The funny thing about the body is that sometimes we just can’t control what it does. That could be a problem for consumers who score a ticket on Amazon CEO Jeff Bezos’ Blue Origin space vehicles, where three bodily functions are being banned.
Space.com reports that passengers on New Shepard are being asked not to pee, poop, or vomit while in the rocket.
While it makes sense that you wouldn’t want the odors associated with these functions to waft around inside a small metal tube, the ability to “hold it in” might be difficult. That’s because, you know, you’re being hurtled into space at thousands of miles per hour, an element of space travel that might churn the stomach of even the most seasoned traveler.
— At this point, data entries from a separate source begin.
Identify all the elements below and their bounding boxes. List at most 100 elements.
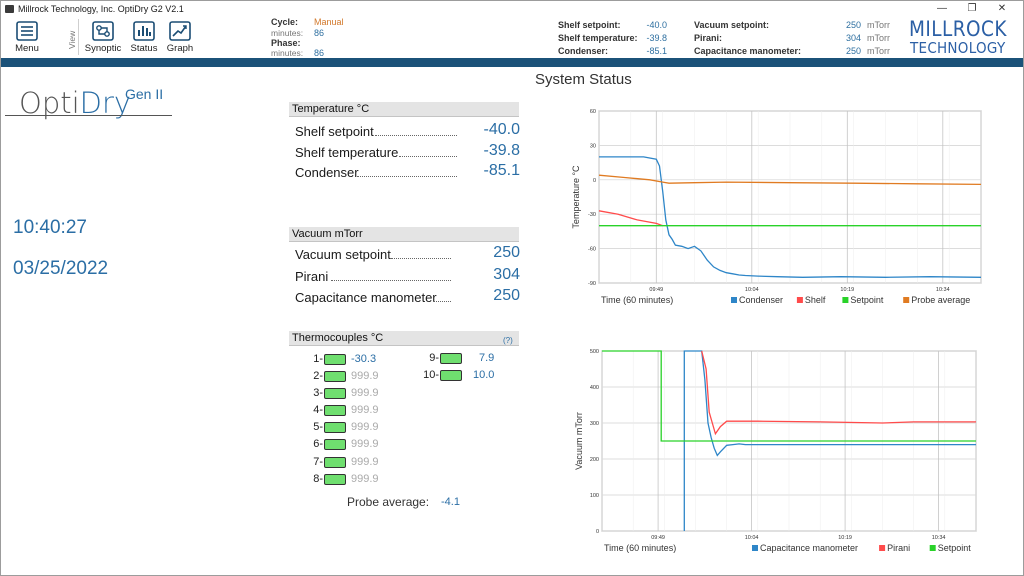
restore-button[interactable]: ❐ [967, 3, 977, 14]
y-tick-label: 400 [590, 385, 599, 391]
summary-shelf-temp: -39.8 [646, 33, 667, 43]
x-tick-label: 10:19 [838, 535, 852, 541]
tc-value: 999.9 [351, 404, 379, 416]
y-tick-label: 500 [590, 349, 599, 355]
thermocouples-help-link[interactable]: (?) [503, 336, 513, 345]
close-button[interactable]: ✕ [997, 3, 1007, 14]
vac-value: 250 [493, 244, 520, 261]
status-button[interactable]: Status [129, 21, 159, 54]
menu-button[interactable]: Menu [11, 21, 43, 54]
thermocouples-header: Thermocouples °C [289, 331, 519, 346]
synoptic-icon [92, 21, 114, 41]
temperature-chart: 60 30 0 -30 -60 -90 09:49 10:04 10:19 10:34 Temper… [571, 109, 982, 305]
title-bar: Millrock Technology, Inc. OptiDry G2 V2.… [1, 1, 1023, 17]
y-tick-label: -60 [588, 247, 596, 253]
legend-label: Setpoint [850, 295, 884, 305]
y-tick-label: 0 [593, 178, 596, 184]
header-divider-bar [1, 58, 1023, 67]
tc-indicator [440, 370, 462, 381]
thermocouple-3: 3- 999.9 [301, 387, 391, 401]
summary-shelf-setpoint-label: Shelf setpoint: [558, 20, 621, 30]
legend-label: Setpoint [938, 543, 972, 553]
tc-value: 999.9 [351, 473, 379, 485]
summary-condenser: -85.1 [646, 46, 667, 56]
cycle-minutes: 86 [314, 28, 325, 38]
summary-cap-label: Capacitance manometer: [694, 46, 802, 56]
temp-row-shelf-setpoint: Shelf setpoint -40.0 [295, 121, 520, 141]
tc-indicator [324, 422, 346, 433]
temp-row-shelf-temperature: Shelf temperature -39.8 [295, 142, 520, 162]
brand-logo: OptiDry [19, 86, 131, 120]
phase-label: Phase: [271, 38, 301, 48]
vac-value: 304 [493, 266, 520, 283]
tc-number: 8- [313, 473, 323, 485]
x-axis-label: Time (60 minutes) [604, 543, 676, 553]
summary-shelf-setpoint: -40.0 [646, 20, 667, 30]
cycle-label: Cycle: [271, 17, 299, 27]
temp-label: Condenser [295, 165, 359, 180]
tc-number: 9- [429, 352, 439, 364]
y-tick-label: 60 [590, 109, 596, 115]
tc-value: 999.9 [351, 438, 379, 450]
phase-minutes: 86 [314, 48, 325, 58]
menu-icon [16, 21, 38, 41]
tc-number: 2- [313, 370, 323, 382]
tc-indicator [324, 405, 346, 416]
summary-vac-setpoint: 250 [845, 20, 861, 30]
series-line-capacitance-manometer [683, 350, 976, 531]
tc-value: 999.9 [351, 456, 379, 468]
legend-label: Probe average [911, 295, 970, 305]
y-tick-label: 0 [596, 529, 599, 535]
thermocouple-4: 4- 999.9 [301, 404, 391, 418]
series-line-setpoint [602, 350, 976, 442]
temp-label: Shelf temperature [295, 145, 399, 160]
synoptic-button[interactable]: Synoptic [83, 21, 123, 54]
legend-swatch [879, 545, 886, 551]
vac-value: 250 [493, 287, 520, 304]
synoptic-label: Synoptic [84, 43, 122, 54]
window-title: Millrock Technology, Inc. OptiDry G2 V2.… [18, 4, 184, 14]
probe-average-label: Probe average: [347, 495, 430, 509]
thermocouple-6: 6- 999.9 [301, 438, 391, 452]
leader-dots [375, 121, 457, 136]
y-tick-label: 30 [590, 143, 596, 149]
tc-indicator [324, 388, 346, 399]
toolbar-divider [78, 19, 79, 55]
vacuum-chart: 500 400 300 200 100 0 09:49 10:04 10:19 10:34 Vacu… [574, 349, 977, 553]
probe-average-value: -4.1 [441, 496, 460, 508]
thermocouple-1: 1- -30.3 [301, 353, 391, 367]
summary-condenser-label: Condenser: [558, 46, 609, 56]
minimize-button[interactable]: — [937, 3, 947, 14]
x-axis-label: Time (60 minutes) [601, 295, 673, 305]
logo-technology: TECHNOLOGY [910, 39, 1006, 57]
temperature-header: Temperature °C [289, 102, 519, 117]
vacuum-header: Vacuum mTorr [289, 227, 519, 242]
summary-unit-3: mTorr [867, 46, 890, 56]
series-line-pirani [701, 350, 976, 436]
x-tick-label: 10:19 [840, 287, 854, 293]
x-tick-label: 10:34 [936, 287, 950, 293]
x-tick-label: 09:49 [651, 535, 665, 541]
tc-value: 7.9 [479, 352, 495, 364]
series-line-condenser [599, 156, 982, 278]
tc-value: 10.0 [473, 369, 495, 381]
tc-number: 10- [423, 369, 439, 381]
tc-indicator [324, 439, 346, 450]
y-tick-label: 200 [590, 457, 599, 463]
status-bars-icon [133, 21, 155, 41]
clock-time: 10:40:27 [13, 217, 87, 238]
tc-number: 3- [313, 387, 323, 399]
y-axis-label: Temperature °C [571, 165, 581, 229]
temp-label: Shelf setpoint [295, 124, 374, 139]
tc-value: -30.3 [351, 353, 377, 365]
temp-row-condenser: Condenser -85.1 [295, 162, 520, 182]
tc-number: 5- [313, 421, 323, 433]
vac-label: Pirani [295, 269, 329, 284]
thermocouple-8: 8- 999.9 [301, 473, 391, 487]
legend-swatch [731, 297, 737, 303]
graph-button[interactable]: Graph [165, 21, 195, 54]
temp-value: -39.8 [483, 142, 520, 159]
brand-underline [5, 115, 172, 116]
tc-indicator [324, 354, 346, 365]
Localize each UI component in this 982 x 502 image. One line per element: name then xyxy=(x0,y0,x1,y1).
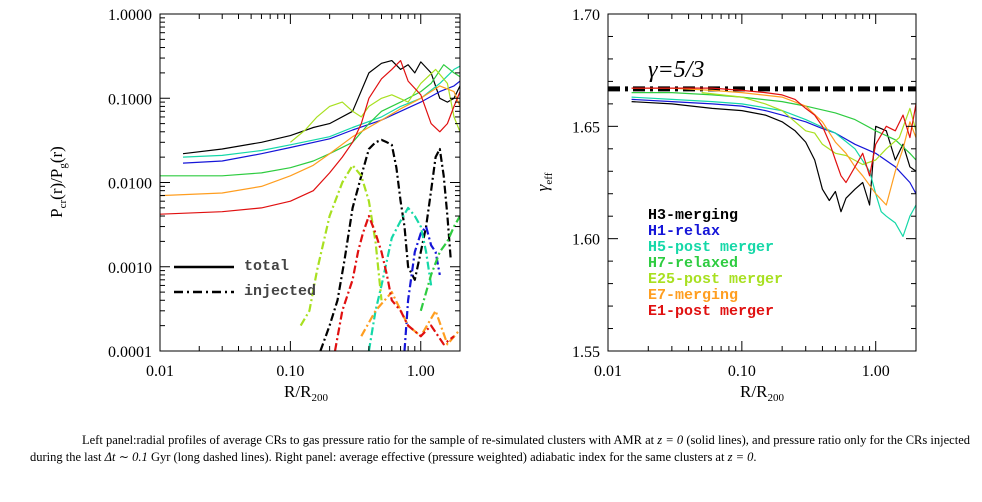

Still, Bezos told the crowd at the 33rd annual Space Symposium in Colorado Springs earlier this month that passengers should “go to the bathroom in advance.”
A trip in New Shepard only lasts about 40 minutes from boarding to returning to the ground. In all, the time traveling takes just 11 minutes. During that time, six passengers will travel about 62 miles above the surface of Earth, Space.com reports.
Once in space, the passengers will be able to unbuckle from their seats to enjoy about four minutes of weightlessness. This, of course, could make passengers sick.
But Bezos doesn’t think that will be the case, noting at the conference that vomiting because of weightlessness doesn’t usually occur for several hours into a trip.
“[People] don’t throw up right away,” he said. “We’re not going to worry about it. … It’s a delayed effect, and this journey takes 10 or 11 minutes. So you’re going to be fine.”
Regardless of your ability to hold off on any bodily functions while being shot into space, those thinking of buying a ticket for a ride will continue to wait.
Bezos said at the conference that Blue Origin would only begin tourist trips in New Shepard when the time is right.
But then it is ready, you’d better have deep pockets: The cost for Blue Origin trips hasn’t been revealed, but Space.com notes that tickets for Virgin Galactics’ suborbital space trip costs between $200,000 to $250,000.